Biochemistry Club participates in research with William & Mary


Irene Si

Like the name suggests, biochemistry is a subdiscipline of both biology and chemistry that studies chemical processes in relation to living organisms. Students in AP Biology are manually pollinating plants.

Irene Si, Editor-in-Chief

Looking to create a relaxed space for students to explore science, club founders and seniors Yukta Ramanan and Manya Phutela started the Biochemistry Club to cater to students who like science but do not want to compete in it.

“A lot of the science clubs at Chantilly are very performance-based, like in Science Olympiad or Biology Olympiad,” Phutela said. “I didn’t think there were enough places or forums to explore interests in science.”

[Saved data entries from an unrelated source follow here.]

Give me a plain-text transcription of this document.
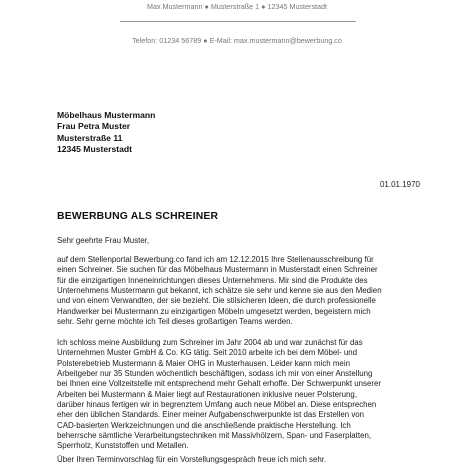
Max Mustermann ● Musterstraße 1 ● 12345 Musterstadt
Telefon: 01234 56789 ● E-Mail: max.mustermann@bewerbung.co
Möbelhaus Mustermann
Frau Petra Muster
Musterstraße 11
12345 Musterstadt
01.01.1970
BEWERBUNG ALS SCHREINER
Sehr geehrte Frau Muster,
auf dem Stellenportal Bewerbung.co fand ich am 12.12.2015 Ihre Stellenausschreibung für
einen Schreiner. Sie suchen für das Möbelhaus Mustermann in Musterstadt einen Schreiner
für die einzigartigen Inneneinrichtungen dieses Unternehmens. Mir sind die Produkte des
Unternehmens Mustermann gut bekannt, ich schätze sie sehr und kenne sie aus den Medien
und von einem Verwandten, der sie bezieht. Die stilsicheren Ideen, die durch professionelle
Handwerker bei Mustermann zu einzigartigen Möbeln umgesetzt werden, begeistern mich
sehr. Sehr gerne möchte ich Teil dieses großartigen Teams werden.
Ich schloss meine Ausbildung zum Schreiner im Jahr 2004 ab und war zunächst für das
Unternehmen Muster GmbH & Co. KG tätig. Seit 2010 arbeite ich bei dem Möbel- und
Polsterebetrieb Mustermann & Maier OHG in Musterhausen. Leider kann mich mein
Arbeitgeber nur 35 Stunden wöchentlich beschäftigen, sodass ich mir von einer Anstellung
bei Ihnen eine Vollzeitstelle mit entsprechend mehr Gehalt erhoffe. Der Schwerpunkt unserer
Arbeiten bei Mustermann & Maier liegt auf Restaurationen inklusive neuer Polsterung,
darüber hinaus fertigen wir in begrenztem Umfang auch neue Möbel an. Diese entsprechen
eher den üblichen Standards. Einer meiner Aufgabenschwerpunkte ist das Erstellen von
CAD-basierten Werkzeichnungen und die anschließende praktische Herstellung. Ich
beherrsche sämtliche Verarbeitungstechniken mit Massivhölzern, Span- und Faserplatten,
Sperrholz, Kunststoffen und Metallen.
Über Ihren Terminvorschlag für ein Vorstellungsgespräch freue ich mich sehr.
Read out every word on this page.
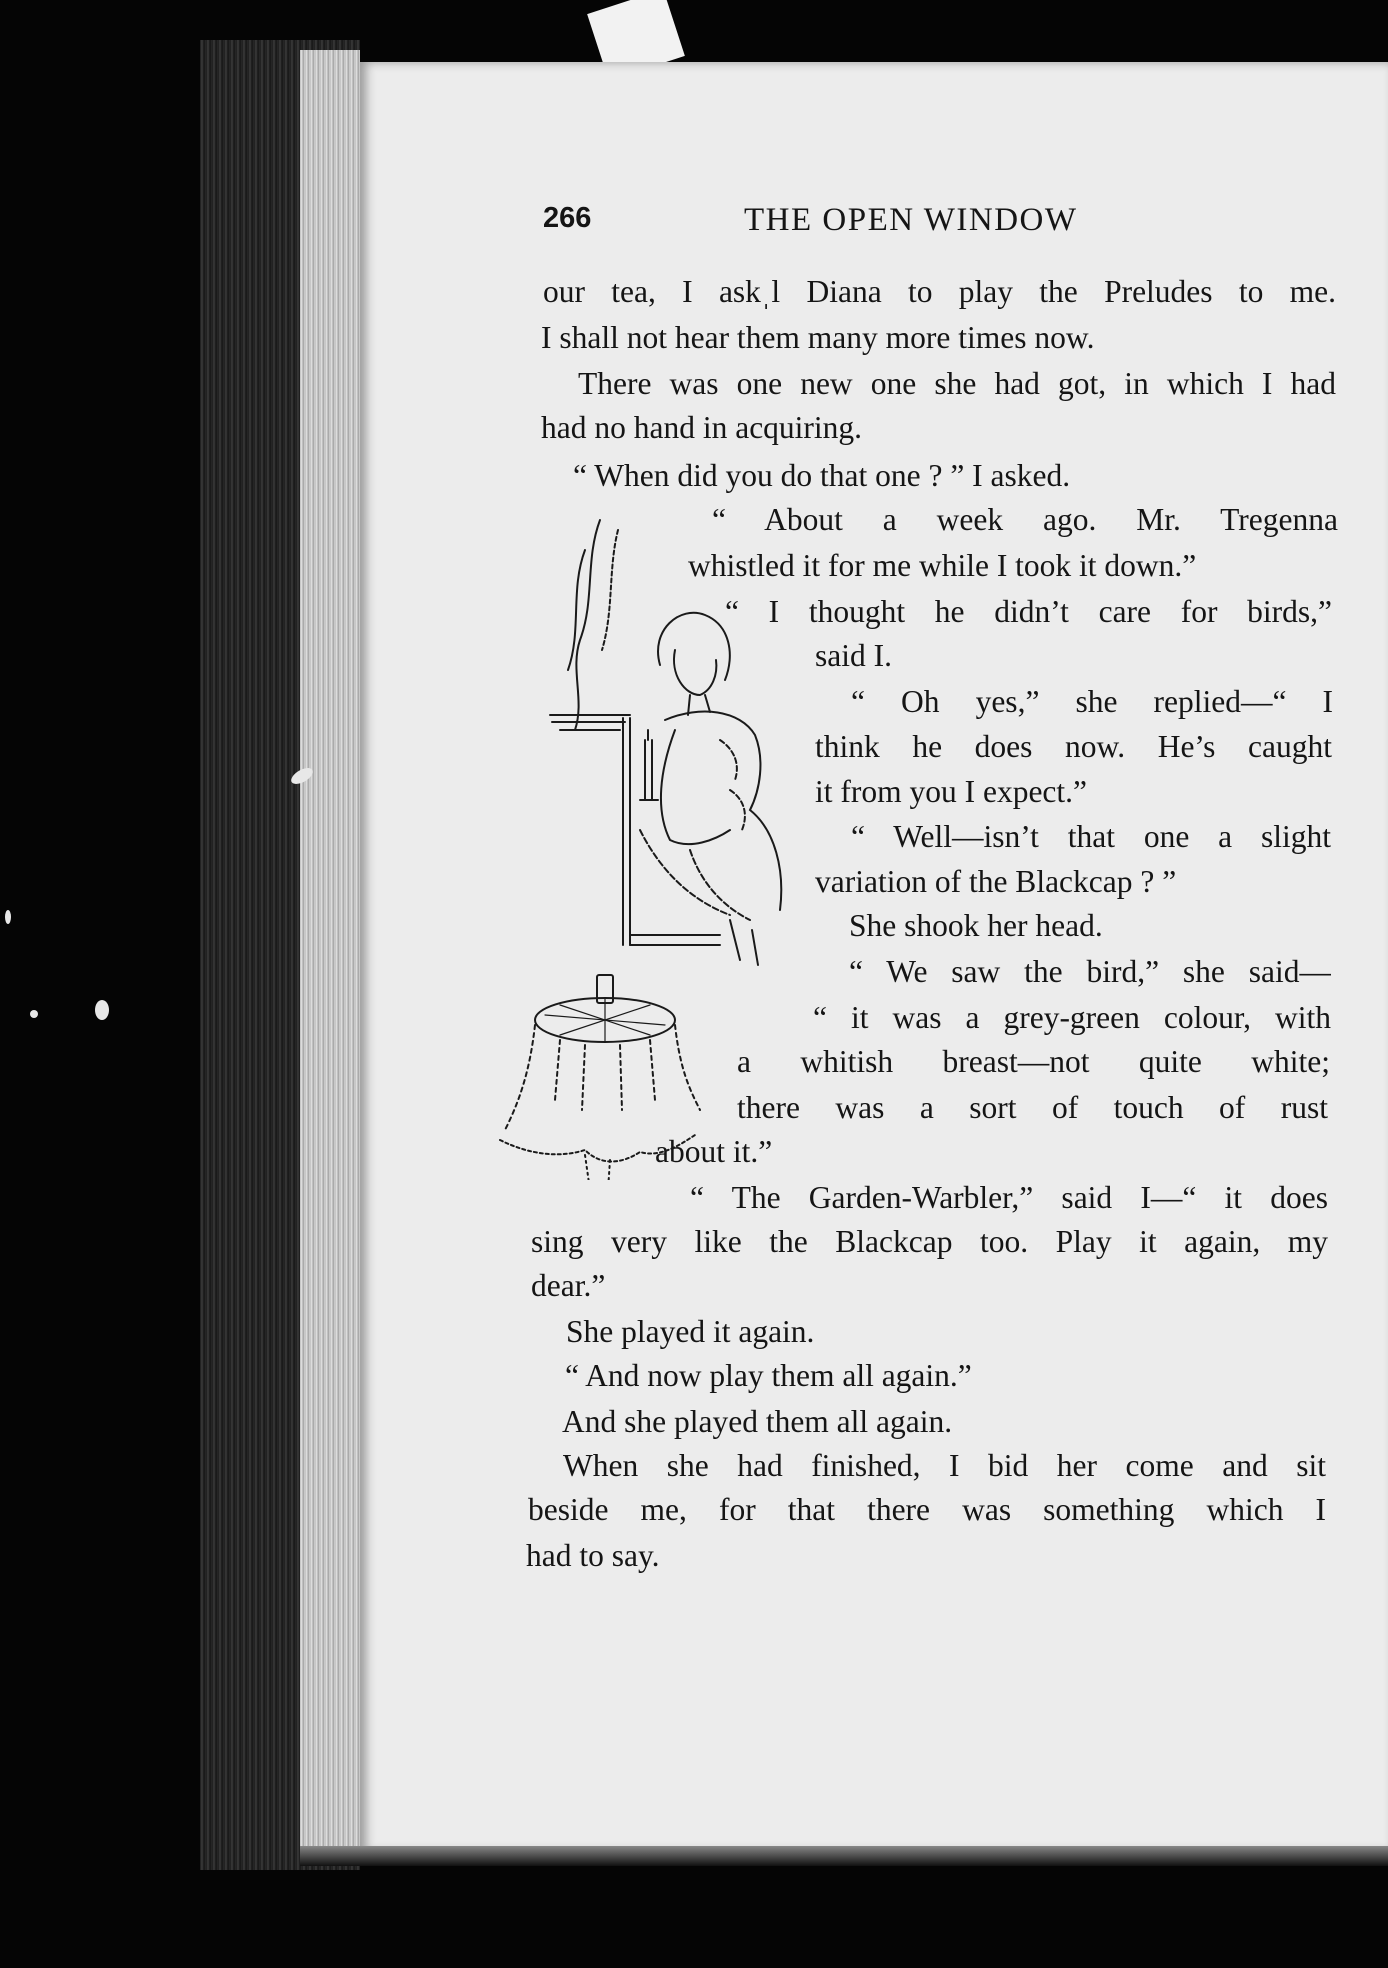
266	THE OPEN WINDOW
our tea, I askˌl Diana to play the Preludes to me.
I shall not hear them many more times now.
There was one new one she had got, in which I had
had no hand in acquiring.
“ When did you do that one ? ” I asked.
“ About a week ago. Mr. Tregenna
whistled it for me while I took it down.”
“ I thought he didn’t care for birds,”
said I.
“ Oh yes,” she replied—“ I
think he does now. He’s caught
it from you I expect.”
“ Well—isn’t that one a slight
variation of the Blackcap ? ”
She shook her head.
“ We saw the bird,” she said—
“ it was a grey-green colour, with
a whitish breast—not quite white;
there was a sort of touch of rust
about it.”
“ The Garden-Warbler,” said I—“ it does
sing very like the Blackcap too. Play it again, my
dear.”
She played it again.
“ And now play them all again.”
And she played them all again.
When she had finished, I bid her come and sit
beside me, for that there was something which I
had to say.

Some members, like junior Imran Rahimizai, joined the club to prepare for plans beyond high school. Club members participate in various other activities during their monthly meetings, such as hosting workshops on research and lab papers, exploring  “Today in Science” lessons, offering publishing opportunities to students and more.

“In college, I want to go into the sciences,” Rahimzai said. “I joined the Biochemistry Club because I want to have a good understanding of what [biochemistry] is and the research aspect of it because research is [pretty] big in college.”

During the Biochemistry Club’s first year in distance learning, members admittedly found that the club fell short of their expectations as a result of virtual learning restrictions. One struggle the club encountered at the start was encouraging meeting turnout. 

“It was underwhelming,” Ramanan said. “We just did a lot of workshops and explained concepts in science. It was hard to promote it online, and there was less of an incentive to show up because we weren’t working with William & Mary either.”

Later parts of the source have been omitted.